Le rapport Crémer soulève de ce point de vue de nombreuses questions tant les difficultés qu'il entend résoudre sont complexes : à partir de quand va-t-on considérer qu'un opérateur est suffisamment puissant pour que des présomptions puissent jouer à son encontre ? Va-t-on à cette fin raisonner à partir de la notion de marché pertinent ou de celle d'écosystème ? Quel degré d'interopérabilité va-t-on exiger de lui pour permettre aux tiers de se développer sans réduire leurs incitations à se différencier et donc à innover ? À partir de quand des données vont-elles être considérées comme essentielles ?

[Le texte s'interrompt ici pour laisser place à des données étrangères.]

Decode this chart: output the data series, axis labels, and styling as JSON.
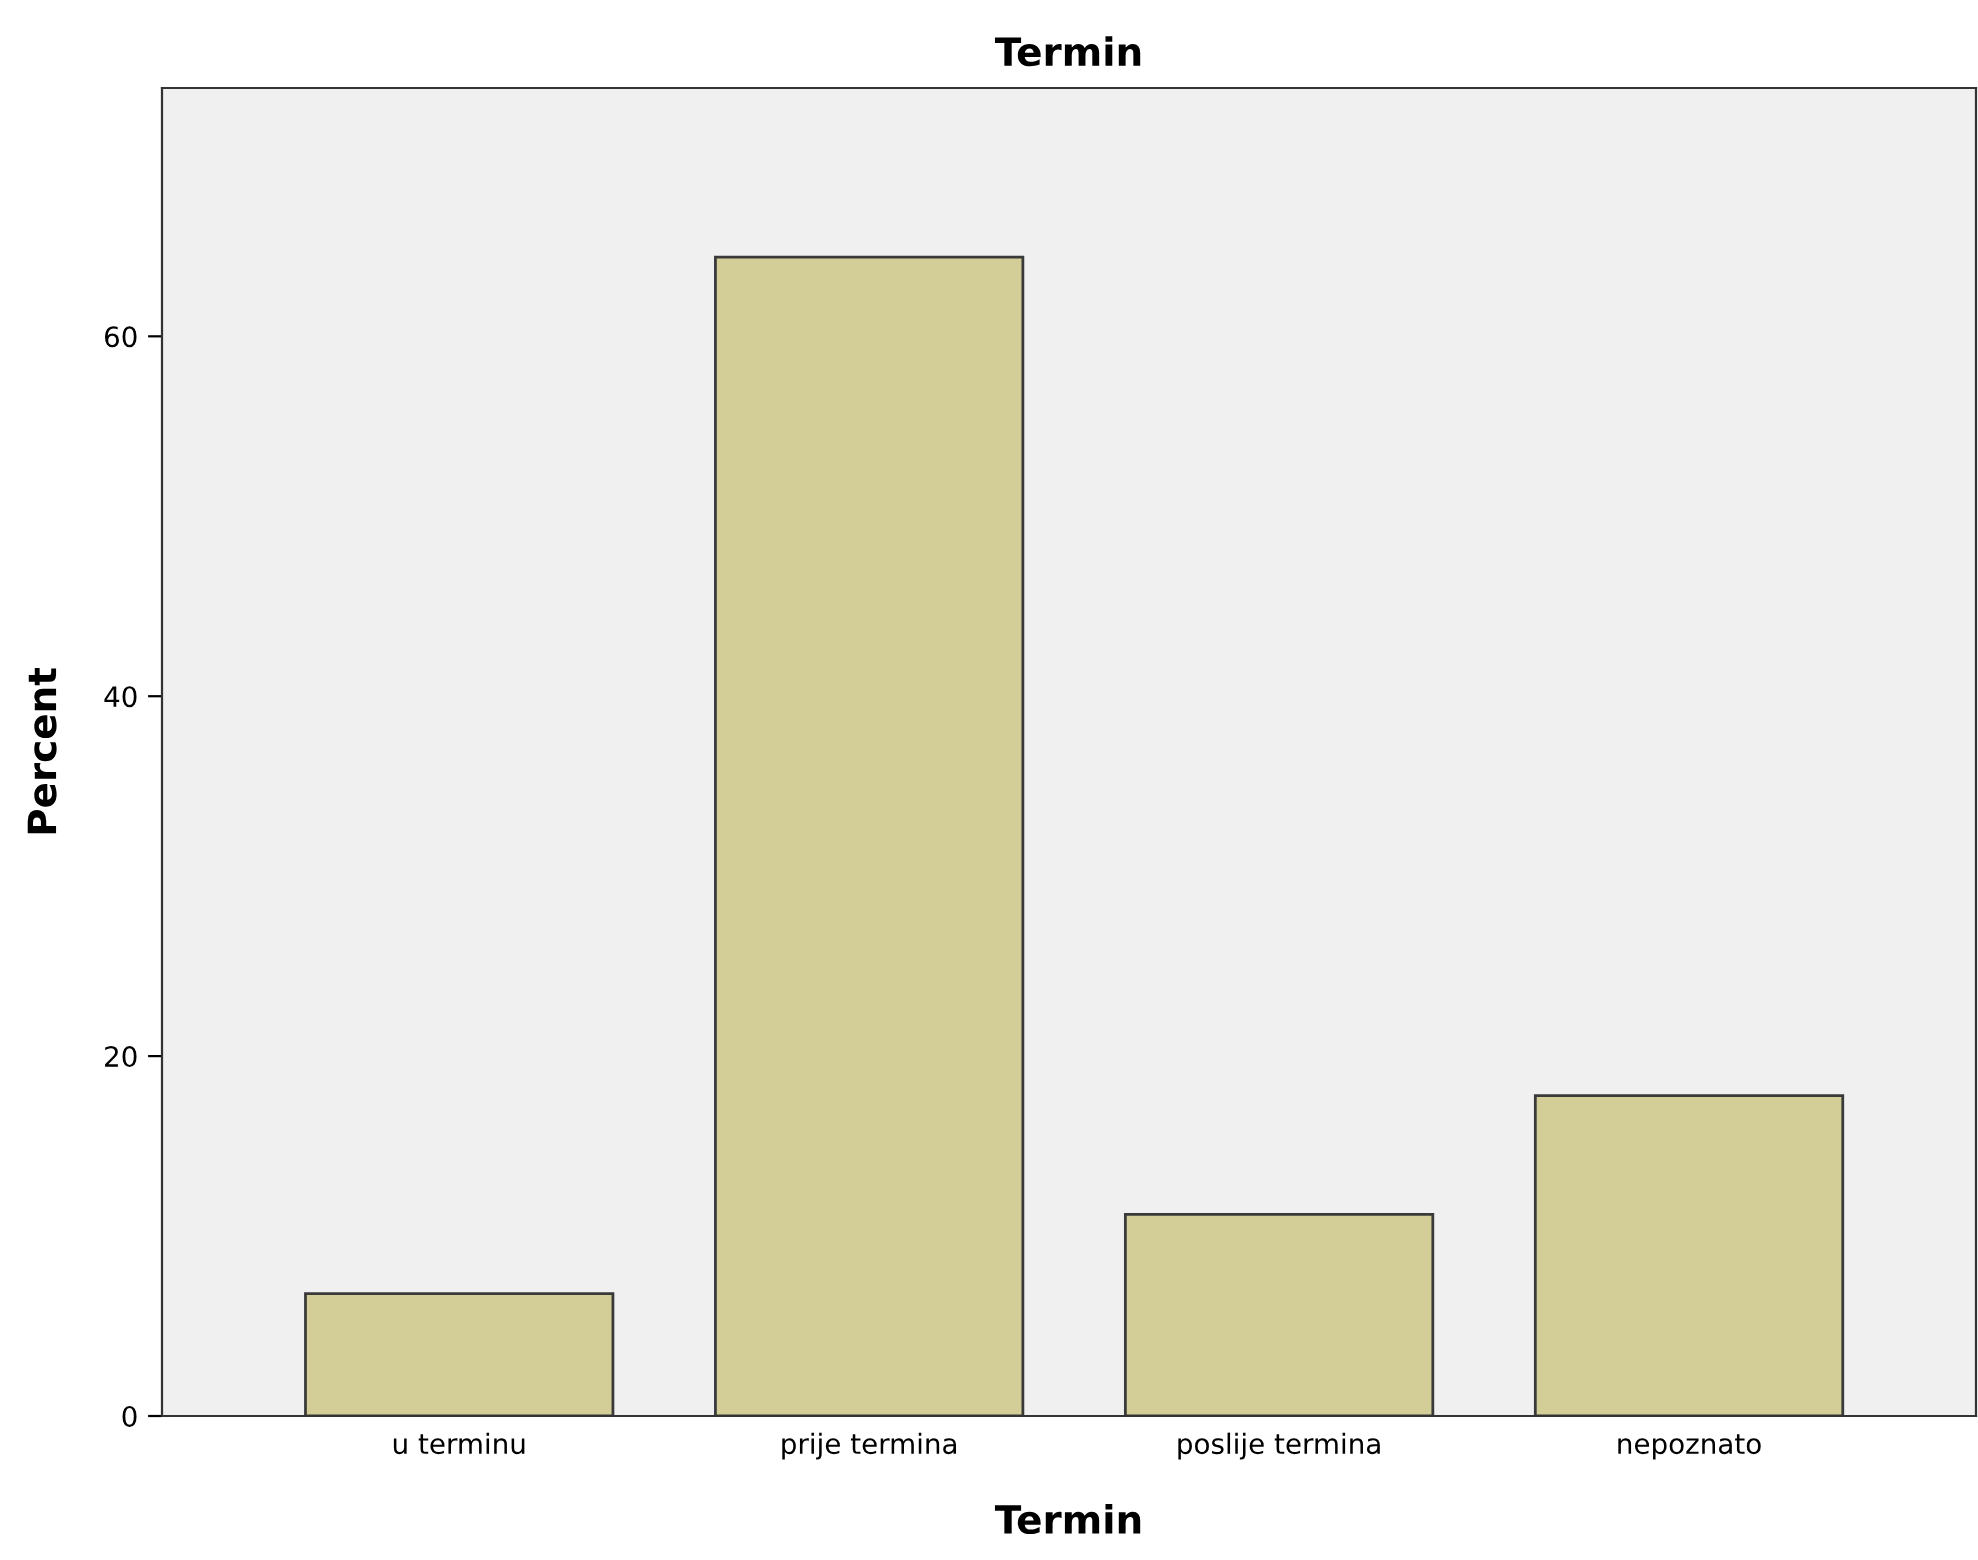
{
  "chart_data": {
    "type": "bar",
    "title": "Termin",
    "xlabel": "Termin",
    "ylabel": "Percent",
    "categories": [
      "u terminu",
      "prije termina",
      "poslije termina",
      "nepoznato"
    ],
    "values": [
      6.8,
      64.4,
      11.2,
      17.8
    ],
    "color": "#d3ce97",
    "ylim": [
      0,
      73.8
    ],
    "yticks": [
      0,
      20,
      40,
      60
    ],
    "grid": false,
    "legend": false
  }
}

Le rapport Furman semble à première vue opter pour le pragmatisme lorsqu'il propose la mise en place d'une régulation spécifique pour traiter les comportements les plus problématiques. Ceci ne fait toutefois pas disparaître la difficulté liée à leur définition. Sur ce point, le risque est d'aboutir à une régulation circonscrite aux difficultés les plus évidentes qu'une autorité de concurrence n'aurait aucun mal à poursuivre dans le cadre actuel.

Au total, le constat d'une situation de puissance inédite de certains opérateurs semble avoir engendré, chez certains experts, une perte de confiance dans les outils traditionnels du droit de la concurrence. Il est possible de se demander si elle est justifiée. La difficulté qu'il y aurait à démontrer les effets, mêmes potentiels, d'une pratique ou d'un rapprochement est-elle si grande dans l'économie digitale qu'il faille d'emblée renoncer à cette démonstration ? Sans doute serait-il préférable de laisser les outils classiques faire d'abord leurs preuves.